200202914/1.
Datum uitspraak: 27 november 2002.
AFDELING
BESTUURSRECHTSPRAAK
Uitspraak op het hoger beroep van:
Burgemeester en wethouders van Valkenburg aan de Geul,
appellanten,
tegen de uitspraak van de rechtbank Maastricht van 3 mei 2002 in het geding tussen:
[verzoeker] en anderen, wonend te [woonplaats]
Bij besluit van 1 november 2000 hebben appellanten geweigerd bestuursdwang toe te passen ten aan zien van de door [vergunninghouder] op het perceel [locatie] zonder bouwvergunning gerealiseerde uitbreiding van een bestaande loods en het gebruik van de grond ten behoeve van die uitbreiding.
Bij besluit van 10 april 2001 hebben appellanten het door [verzoeker] en anderen daartegen gemaakte bezwaar ongegrond verklaard. Dit besluit is aangehecht.
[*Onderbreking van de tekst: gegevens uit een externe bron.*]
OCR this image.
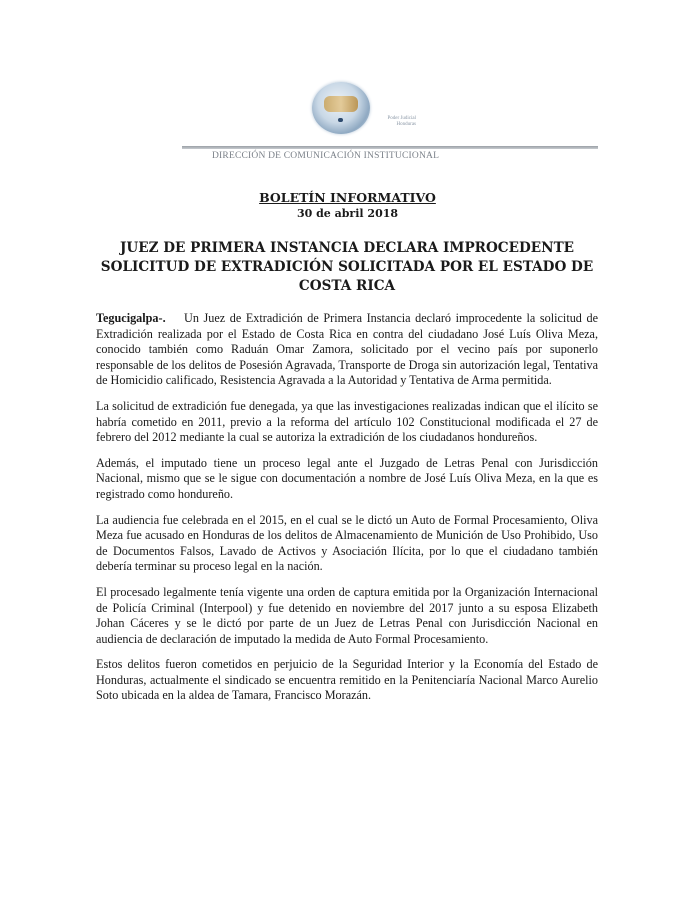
Poder Judicial
Honduras
DIRECCIÓN DE COMUNICACIÓN INSTITUCIONAL
BOLETÍN INFORMATIVO
30 de abril 2018
JUEZ DE PRIMERA INSTANCIA DECLARA IMPROCEDENTE SOLICITUD DE EXTRADICIÓN SOLICITADA POR EL ESTADO DE COSTA RICA

Tegucigalpa-. Un Juez de Extradición de Primera Instancia declaró improcedente la solicitud de Extradición realizada por el Estado de Costa Rica en contra del ciudadano José Luís Oliva Meza, conocido también como Raduán Omar Zamora, solicitado por el vecino país por suponerlo responsable de los delitos de Posesión Agravada, Transporte de Droga sin autorización legal, Tentativa de Homicidio calificado, Resistencia Agravada a la Autoridad y Tentativa de Arma permitida.

La solicitud de extradición fue denegada, ya que las investigaciones realizadas indican que el ilícito se habría cometido en 2011, previo a la reforma del artículo 102 Constitucional modificada el 27 de febrero del 2012 mediante la cual se autoriza la extradición de los ciudadanos hondureños.

Además, el imputado tiene un proceso legal ante el Juzgado de Letras Penal con Jurisdicción Nacional, mismo que se le sigue con documentación a nombre de José Luís Oliva Meza, en la que es registrado como hondureño.

La audiencia fue celebrada en el 2015, en el cual se le dictó un Auto de Formal Procesamiento, Oliva Meza fue acusado en Honduras de los delitos de Almacenamiento de Munición de Uso Prohibido, Uso de Documentos Falsos, Lavado de Activos y Asociación Ilícita, por lo que el ciudadano también debería terminar su proceso legal en la nación.

El procesado legalmente tenía vigente una orden de captura emitida por la Organización Internacional de Policía Criminal (Interpool) y fue detenido en noviembre del 2017 junto a su esposa Elizabeth Johan Cáceres y se le dictó por parte de un Juez de Letras Penal con Jurisdicción Nacional en audiencia de declaración de imputado la medida de Auto Formal Procesamiento.

Estos delitos fueron cometidos en perjuicio de la Seguridad Interior y la Economía del Estado de Honduras, actualmente el sindicado se encuentra remitido en la Penitenciaría Nacional Marco Aurelio Soto ubicada en la aldea de Tamara, Francisco Morazán.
Bij uitspraak van 3 mei 2002, verzonden op die dag, heeft de rechtbank Maastricht (hierna: de rechtbank) het daartegen ingestelde beroep gegrond verklaard en de bestreden beslissing op bezwaar vernietigd. Deze uitspraak is aangehecht.
Tegen deze uitspraak hebben appellanten bij brief van 28 mei 2002, bij de Raad van State ingekomen op 31 mei 2002, hoger beroep ingesteld. Deze brief is aangehecht.
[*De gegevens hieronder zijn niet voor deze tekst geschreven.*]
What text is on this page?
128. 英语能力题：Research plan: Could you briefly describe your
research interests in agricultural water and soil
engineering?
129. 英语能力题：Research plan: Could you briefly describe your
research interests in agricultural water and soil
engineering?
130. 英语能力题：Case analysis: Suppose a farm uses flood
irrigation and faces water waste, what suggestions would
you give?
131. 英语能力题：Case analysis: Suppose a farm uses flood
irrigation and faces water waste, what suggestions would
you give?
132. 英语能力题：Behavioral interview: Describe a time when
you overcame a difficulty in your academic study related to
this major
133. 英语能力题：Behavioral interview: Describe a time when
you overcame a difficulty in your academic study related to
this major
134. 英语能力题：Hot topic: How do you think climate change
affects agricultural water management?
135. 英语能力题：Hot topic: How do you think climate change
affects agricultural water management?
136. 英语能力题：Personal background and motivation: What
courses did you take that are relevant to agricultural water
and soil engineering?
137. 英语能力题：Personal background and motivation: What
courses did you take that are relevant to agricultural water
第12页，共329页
Bij brief van 16 juli 2002 hebben [verzoeker] en anderen een memorie van antwoord ingediend.
De zaak is door een meervoudige kamer van de Afdeling verwezen naar een enkelvoudige.
De Afdeling heeft de zaak ter zitting behandeld op 22 oktober 2002, waar appellanten, vertegenwoordigd door mr. G. Goossens en drs. W. Hendriks, ambtenaren der gemeente, en [verzoeker] e.a. en [partij], vertegenwoordigd door mr. H.G.M.F. Rothkranz, advocaat te Maastricht, zijn verschenen. Tevens is daar [vergunninghouder], vertegenwoordigd door [gemachtigde], als partij gehoord.
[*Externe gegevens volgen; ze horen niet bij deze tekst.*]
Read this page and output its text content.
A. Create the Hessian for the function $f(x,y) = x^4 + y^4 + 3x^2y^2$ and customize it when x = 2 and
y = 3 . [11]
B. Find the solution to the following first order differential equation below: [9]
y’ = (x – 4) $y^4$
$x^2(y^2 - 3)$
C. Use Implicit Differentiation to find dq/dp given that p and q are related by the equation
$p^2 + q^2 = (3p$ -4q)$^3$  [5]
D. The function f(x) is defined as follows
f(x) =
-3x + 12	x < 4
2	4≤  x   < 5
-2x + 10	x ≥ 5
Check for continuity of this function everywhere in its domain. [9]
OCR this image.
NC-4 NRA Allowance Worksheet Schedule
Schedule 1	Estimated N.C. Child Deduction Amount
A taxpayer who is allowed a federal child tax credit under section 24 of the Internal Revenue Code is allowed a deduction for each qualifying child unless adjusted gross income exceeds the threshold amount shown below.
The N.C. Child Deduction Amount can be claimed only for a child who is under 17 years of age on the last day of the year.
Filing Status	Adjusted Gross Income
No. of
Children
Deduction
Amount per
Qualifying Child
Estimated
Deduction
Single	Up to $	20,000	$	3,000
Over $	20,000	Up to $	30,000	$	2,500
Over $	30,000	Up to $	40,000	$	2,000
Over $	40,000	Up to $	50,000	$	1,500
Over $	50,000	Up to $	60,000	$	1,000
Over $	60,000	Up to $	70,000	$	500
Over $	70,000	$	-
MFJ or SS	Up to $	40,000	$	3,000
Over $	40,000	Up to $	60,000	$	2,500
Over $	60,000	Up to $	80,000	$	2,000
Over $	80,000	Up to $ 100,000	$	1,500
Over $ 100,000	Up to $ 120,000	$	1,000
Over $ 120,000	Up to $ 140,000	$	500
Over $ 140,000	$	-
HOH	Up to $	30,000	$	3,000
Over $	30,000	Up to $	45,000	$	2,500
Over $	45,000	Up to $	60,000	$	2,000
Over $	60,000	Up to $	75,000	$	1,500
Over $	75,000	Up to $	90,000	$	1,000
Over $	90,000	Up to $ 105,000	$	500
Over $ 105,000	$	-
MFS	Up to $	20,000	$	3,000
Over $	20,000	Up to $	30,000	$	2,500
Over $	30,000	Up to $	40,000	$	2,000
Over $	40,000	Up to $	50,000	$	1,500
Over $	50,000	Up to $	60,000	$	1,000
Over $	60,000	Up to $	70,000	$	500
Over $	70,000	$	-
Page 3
2.1. Ingevolge artikel 40, eerste lid, van de Woningwet is het verboden te bouwen zonder of in afwijking van een schriftelijke vergunning van burgemeester en wethouders. Niet in geschil is, en ook de Afdeling gaat er vanuit, dat de uitbreiding van de loods heeft plaatsgevonden zonder de daarvoor vereiste bouwvergunning en dat een deel van de grond in strijd met het geldende bestemmingsplan wordt gebruikt. Burgemeester en wethouders waren derhalve bevoegd daartegen handhavend op te treden.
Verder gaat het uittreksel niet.